I know there are many things that should bother me more about the RoTK (the disappearing horses, how did Aragorn manage to be riding Brego up to the Gate anyway, the hobbit clothes in Mordor, Aragorn making out with the horse, and so on). But I chose this moment to be disturbed by. Is there a simple explanation that I'm missing in my sleep-deprived headache-y, lacking in booze state?

1.1.05

Blood sucking:

I've been trying to figure out whether anyone will take my blood, tainted by my three plus months in the UK despite my almost nil beef consumption during this time. I had read that the guidelines had changed.

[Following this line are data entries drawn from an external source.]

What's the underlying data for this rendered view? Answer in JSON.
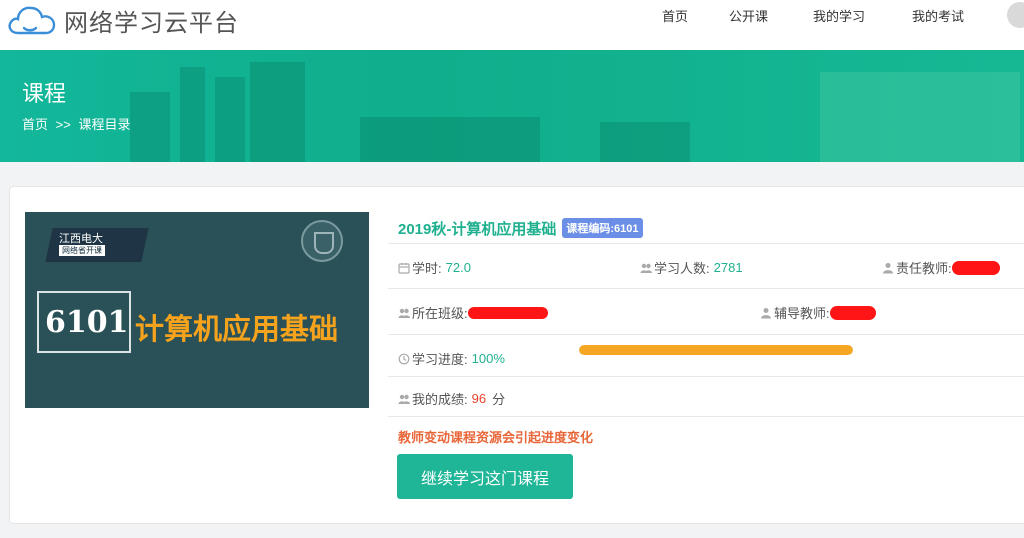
{
  "site": {
    "name": "网络学习云平台",
    "logo_icon": "cloud-icon"
  },
  "nav": {
    "items": [
      {
        "label": "首页"
      },
      {
        "label": "公开课"
      },
      {
        "label": "我的学习"
      },
      {
        "label": "我的考试"
      }
    ],
    "avatar_icon": "user-avatar-icon"
  },
  "banner": {
    "title": "课程",
    "breadcrumb": {
      "home": "首页",
      "separator": ">>",
      "current": "课程目录"
    }
  },
  "course": {
    "cover": {
      "school": "江西电大",
      "tag": "网络省开课",
      "code": "6101",
      "name": "计算机应用基础"
    },
    "title": "2019秋-计算机应用基础",
    "code_label": "课程编码:",
    "code": "6101",
    "hours_label": "学时:",
    "hours": "72.0",
    "students_label": "学习人数:",
    "students": "2781",
    "teacher_label": "责任教师:",
    "class_label": "所在班级:",
    "tutor_label": "辅导教师:",
    "progress_label": "学习进度:",
    "progress_text": "100%",
    "progress_value": 1.0,
    "score_label": "我的成绩:",
    "score": "96",
    "score_unit": "分",
    "notice": "教师变动课程资源会引起进度变化",
    "continue_button": "继续学习这门课程"
  },
  "colors": {
    "accent": "#1fb597",
    "progress": "#f5a623",
    "badge": "#6b8fe6",
    "notice": "#e8673a",
    "score": "#e8412c",
    "redaction": "#ff1515"
  },
  "icons": {
    "hours": "calendar-icon",
    "students": "users-icon",
    "teacher": "user-icon",
    "class": "users-icon",
    "tutor": "user-icon",
    "progress": "clock-icon",
    "score": "users-icon"
  }
}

It appears that the FDA does not (less than 3 months from 1980-1996 and less than 5 years since 1996). However, Red Cross and DoD donor deferral rules still defer me indefinitely (more than 6 months cumulative in Europe since 1980). Since everywhere I know uses Red Cross or DoD rules, I guess that no one will get the benefit of my O-negative blood.

I can't write about the tsunami. I can't even read the New York Times or watch BBC World News (on PBS here at 7 pm, go Maryland) without crying so I can't compose anything remotely coherent about it.

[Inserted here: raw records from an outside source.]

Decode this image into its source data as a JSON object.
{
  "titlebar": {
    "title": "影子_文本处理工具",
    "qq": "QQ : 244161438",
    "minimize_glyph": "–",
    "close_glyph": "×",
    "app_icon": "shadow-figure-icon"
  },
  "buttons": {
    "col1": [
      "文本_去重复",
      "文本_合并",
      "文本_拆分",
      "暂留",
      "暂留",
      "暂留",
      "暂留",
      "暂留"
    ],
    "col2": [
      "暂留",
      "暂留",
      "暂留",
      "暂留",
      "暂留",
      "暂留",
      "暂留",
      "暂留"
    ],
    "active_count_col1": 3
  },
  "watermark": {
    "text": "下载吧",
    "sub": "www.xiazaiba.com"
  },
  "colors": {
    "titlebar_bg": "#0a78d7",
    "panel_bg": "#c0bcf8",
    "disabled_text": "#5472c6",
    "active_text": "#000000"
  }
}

I can, however, write about the media coverage of the tsunami. I've basically been watching CNN or BBC World News and reading the NYT or the Washington Post (I'm a good little liberal) so everything that follows applies only to those sources.

Overall, the coverage has been pretty good, I think. CNN has been the worst of all these, but CNN also has had by an order of magnitude the most coverage, so I'm willing to forgive a bit. I recognise the need to show some hopeful moments and I think that nobody has had these moments overtake the vast scale of the tragedy, even if they seem to be stratching sometimes (ie, this little girl has been lying in the hallway of the hospital for a week but a doctor could finally look at her is not a particularly hopeful moment). I winced when Anderson Cooper (who I usually like) asked a British woman who had recently moved to a Sri Lankan town "Did you fear the worst? Did you fear that your [new] house had been destroyed?" after she described where she, her husband, and her son were at the time of the tsunami. The woman handled it with a fair amount of grace, saying that she didn't even think about her house since she was worried about her neighbors and friends.

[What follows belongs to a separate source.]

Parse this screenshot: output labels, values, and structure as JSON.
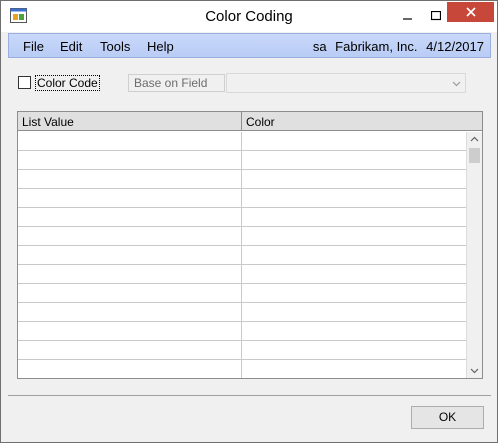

My real complaint is the focus on Western tourists. There's nothing wrong with showing an American family that came home or even the SI model's story, but they shouldn't overtake the coverage of the people who actually live in Indonesia, India, Sri Lanka, and Thailand. However, the media focus on the tourists ignores the billions of dollars that will be needed to allow the "locals" to live in their cities again. Tourists can leave and go back to their intact homes and their intact jobs in countries with infrastructures not affected by the tsunami. The cost of thousands of lives is still terrible, but the rebuilding is at least manageable. But the Maldives have rebuilding costs of twice their GDP and may very well not be inhabitable again in the long term (like Tuvalu). Aceh lost 100,000 people out of a population of around 4 million and around 2 million people have lost their homes there. The number of injured is overwhelming the available hospitals. And this is not something faced by the Swede vacationing in Phuket. The focus on these relatively few affected Westerners trivialises the amount of reconstruction that will be necessary.